Pélerinage annuel de Nimzatt : Sur le chemin de l’accomplissement des désirs… divins   
03/07/2016

Se rendre à Nimzatt, c’est partir à la rencontre de Cheikhna Cheikh Saad-Bouh (1848-1917), le Guide suprême de la Khadrya. Un homme de Dieu, un Saint, d’une dimension mystique incommensurable. Et chaque année, ce sont des milliers de ...



... fidèles sénégalais qui font le voyage de la foi pour se retrouver au beau milieu du désert, juste pour revivre la proximité d’un Maître soufi afin de récolter des dividendes qui lui baliseront le chemin du progrès social et de la félicité.
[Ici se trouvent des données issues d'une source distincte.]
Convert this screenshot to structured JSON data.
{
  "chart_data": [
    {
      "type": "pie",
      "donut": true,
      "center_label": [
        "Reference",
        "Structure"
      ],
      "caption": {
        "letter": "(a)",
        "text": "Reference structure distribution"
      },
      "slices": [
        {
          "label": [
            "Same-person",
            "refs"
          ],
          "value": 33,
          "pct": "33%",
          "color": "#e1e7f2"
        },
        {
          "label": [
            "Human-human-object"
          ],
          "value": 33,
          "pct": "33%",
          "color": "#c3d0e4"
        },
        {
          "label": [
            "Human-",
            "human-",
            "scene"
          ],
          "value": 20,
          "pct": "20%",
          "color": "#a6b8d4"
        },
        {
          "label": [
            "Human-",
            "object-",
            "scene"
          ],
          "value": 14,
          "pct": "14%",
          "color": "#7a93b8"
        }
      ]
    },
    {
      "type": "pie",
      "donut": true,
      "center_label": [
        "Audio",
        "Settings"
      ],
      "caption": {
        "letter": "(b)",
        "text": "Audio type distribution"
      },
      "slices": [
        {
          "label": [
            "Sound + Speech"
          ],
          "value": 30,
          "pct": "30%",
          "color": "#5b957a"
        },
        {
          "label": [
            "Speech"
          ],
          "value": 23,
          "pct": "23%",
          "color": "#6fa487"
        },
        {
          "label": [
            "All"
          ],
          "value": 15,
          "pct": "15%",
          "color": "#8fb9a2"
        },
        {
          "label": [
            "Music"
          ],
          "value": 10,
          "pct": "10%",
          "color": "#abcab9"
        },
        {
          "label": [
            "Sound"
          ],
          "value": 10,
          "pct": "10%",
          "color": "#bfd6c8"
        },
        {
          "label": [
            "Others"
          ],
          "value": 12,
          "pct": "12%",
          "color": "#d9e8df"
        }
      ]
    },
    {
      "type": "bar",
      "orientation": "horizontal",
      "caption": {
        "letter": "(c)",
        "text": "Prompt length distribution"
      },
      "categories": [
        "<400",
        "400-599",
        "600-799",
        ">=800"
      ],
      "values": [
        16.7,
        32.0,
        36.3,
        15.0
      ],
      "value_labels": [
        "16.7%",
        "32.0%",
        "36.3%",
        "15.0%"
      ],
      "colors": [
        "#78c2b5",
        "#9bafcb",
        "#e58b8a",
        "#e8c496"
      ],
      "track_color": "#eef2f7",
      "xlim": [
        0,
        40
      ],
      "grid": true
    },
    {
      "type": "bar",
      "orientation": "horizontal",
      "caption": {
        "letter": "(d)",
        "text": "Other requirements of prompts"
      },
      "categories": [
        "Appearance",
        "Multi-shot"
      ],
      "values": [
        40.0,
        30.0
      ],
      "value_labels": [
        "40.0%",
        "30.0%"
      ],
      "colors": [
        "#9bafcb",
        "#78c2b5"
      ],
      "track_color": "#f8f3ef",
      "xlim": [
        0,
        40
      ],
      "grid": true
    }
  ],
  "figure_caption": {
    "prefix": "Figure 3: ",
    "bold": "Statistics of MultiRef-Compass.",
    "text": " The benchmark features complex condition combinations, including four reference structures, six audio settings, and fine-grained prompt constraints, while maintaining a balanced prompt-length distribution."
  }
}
Et c’est cette conviction qui anime tout disciple khadre sur le chemin du plus grand pèlerinage sénégalais à l’extérieur du territoire, de par le nombre : près de 50.000 de nos compatriotes.
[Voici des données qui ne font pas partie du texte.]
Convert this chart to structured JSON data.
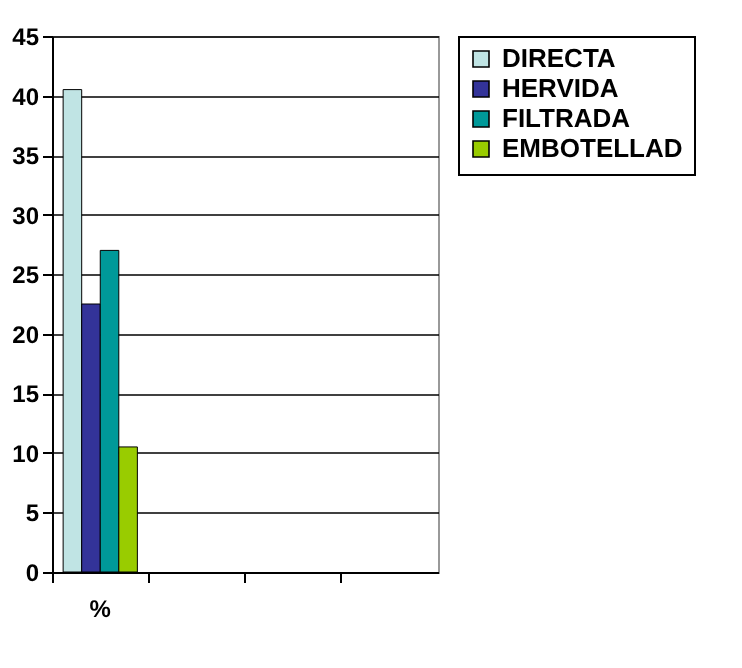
{
  "chart_data": {
    "type": "bar",
    "categories": [
      "%",
      null,
      null,
      null
    ],
    "series": [
      {
        "name": "DIRECTA",
        "color": "#c0e4e4",
        "values": [
          40.5,
          null,
          null,
          null
        ]
      },
      {
        "name": "HERVIDA",
        "color": "#333399",
        "values": [
          22.5,
          null,
          null,
          null
        ]
      },
      {
        "name": "FILTRADA",
        "color": "#009999",
        "values": [
          27,
          null,
          null,
          null
        ]
      },
      {
        "name": "EMBOTELLAD",
        "color": "#99cc00",
        "values": [
          10.5,
          null,
          null,
          null
        ]
      }
    ],
    "ylim": [
      0,
      45
    ],
    "yticks": [
      0,
      5,
      10,
      15,
      20,
      25,
      30,
      35,
      40,
      45
    ],
    "grid": "y",
    "legend": "top right"
  }
}
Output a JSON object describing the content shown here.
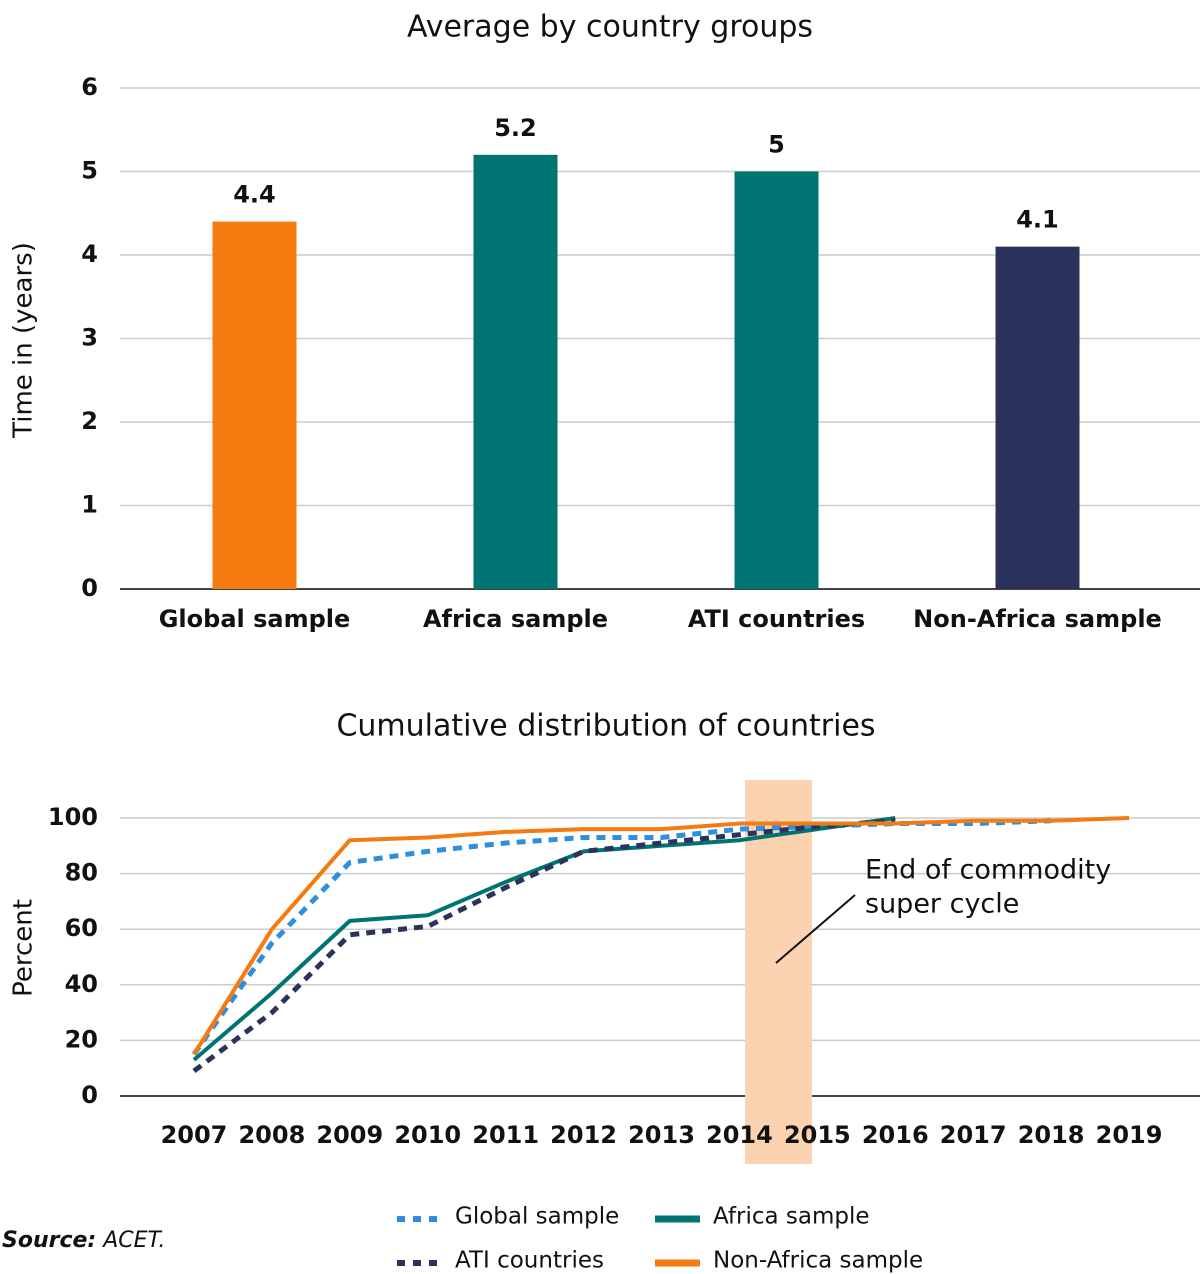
{
  "chart_data": [
    {
      "type": "bar",
      "title": "Average by country groups",
      "y_label": "Time in (years)",
      "categories": [
        "Global sample",
        "Africa sample",
        "ATI countries",
        "Non-Africa sample"
      ],
      "values": [
        4.4,
        5.2,
        5,
        4.1
      ],
      "colors": [
        "#f57a0f",
        "#007472",
        "#007472",
        "#2b335d"
      ],
      "ylim": [
        0,
        6
      ],
      "yticks": [
        0,
        1,
        2,
        3,
        4,
        5,
        6
      ],
      "grid": true
    },
    {
      "type": "line",
      "title": "Cumulative distribution of countries",
      "y_label": "Percent",
      "categories": [
        "2007",
        "2008",
        "2009",
        "2010",
        "2011",
        "2012",
        "2013",
        "2014",
        "2015",
        "2016",
        "2017",
        "2018",
        "2019"
      ],
      "series": [
        {
          "name": "Global sample",
          "color": "#2e8fe0",
          "dashed": true,
          "values": [
            15,
            55,
            84,
            88,
            91,
            93,
            93,
            96,
            97,
            98,
            98,
            99,
            null
          ]
        },
        {
          "name": "Africa sample",
          "color": "#007472",
          "dashed": false,
          "values": [
            13,
            37,
            63,
            65,
            77,
            88,
            90,
            92,
            96,
            100,
            null,
            null,
            null
          ]
        },
        {
          "name": "ATI countries",
          "color": "#2b335d",
          "dashed": true,
          "values": [
            9,
            30,
            58,
            61,
            75,
            88,
            91,
            94,
            97,
            99,
            null,
            null,
            null
          ]
        },
        {
          "name": "Non-Africa sample",
          "color": "#f57a0f",
          "dashed": false,
          "values": [
            15,
            60,
            92,
            93,
            95,
            96,
            96,
            98,
            98,
            98,
            99,
            99,
            100
          ]
        }
      ],
      "annotation": [
        "End of commodity",
        "super cycle"
      ],
      "ylim": [
        0,
        100
      ],
      "yticks": [
        0,
        20,
        40,
        60,
        80,
        100
      ],
      "grid": true
    }
  ],
  "source": {
    "label": "Source:",
    "text": "ACET."
  }
}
Nimzatt « la bénie» est le foyer d’éclosion de la Khadrya à la suite d’une pérégrination mystico-religieuse des confins du Hawd (Est de la Mauritanie à la lisière de l’ancien Soudan français) aux bords de l’Atlantique en pays « noir ». Juste pour l’accomplissement d’un désir né d’une injonction paternelle, en l’occurrence Cheikhna Mohamed Fadel Ibn Mamine, détenteur de la chaîne de transmission mystique de la Khadrya.  Gouénit, Toueyzik, Mbel, Bou Jeïba, Zira ont été les étapes d’une ascension mythique faite de rencontres, de découvertes, de concurrences, de conflits et de triomphes face à d’irréductibles adversaires surpris par la charge intellectuelle d’un homme au destin exemplaire et dont la venue au monde avait  été annoncée par les étoiles. Avant de faire l’objet d’une retraite spirituelle tous azimuts d’hommes de Dieu, espérant jouir du privilège d’être l’ascendant de l’heureux élu ; de cet homme qui sera « la chance de son père » : « Sa’du Abihi ».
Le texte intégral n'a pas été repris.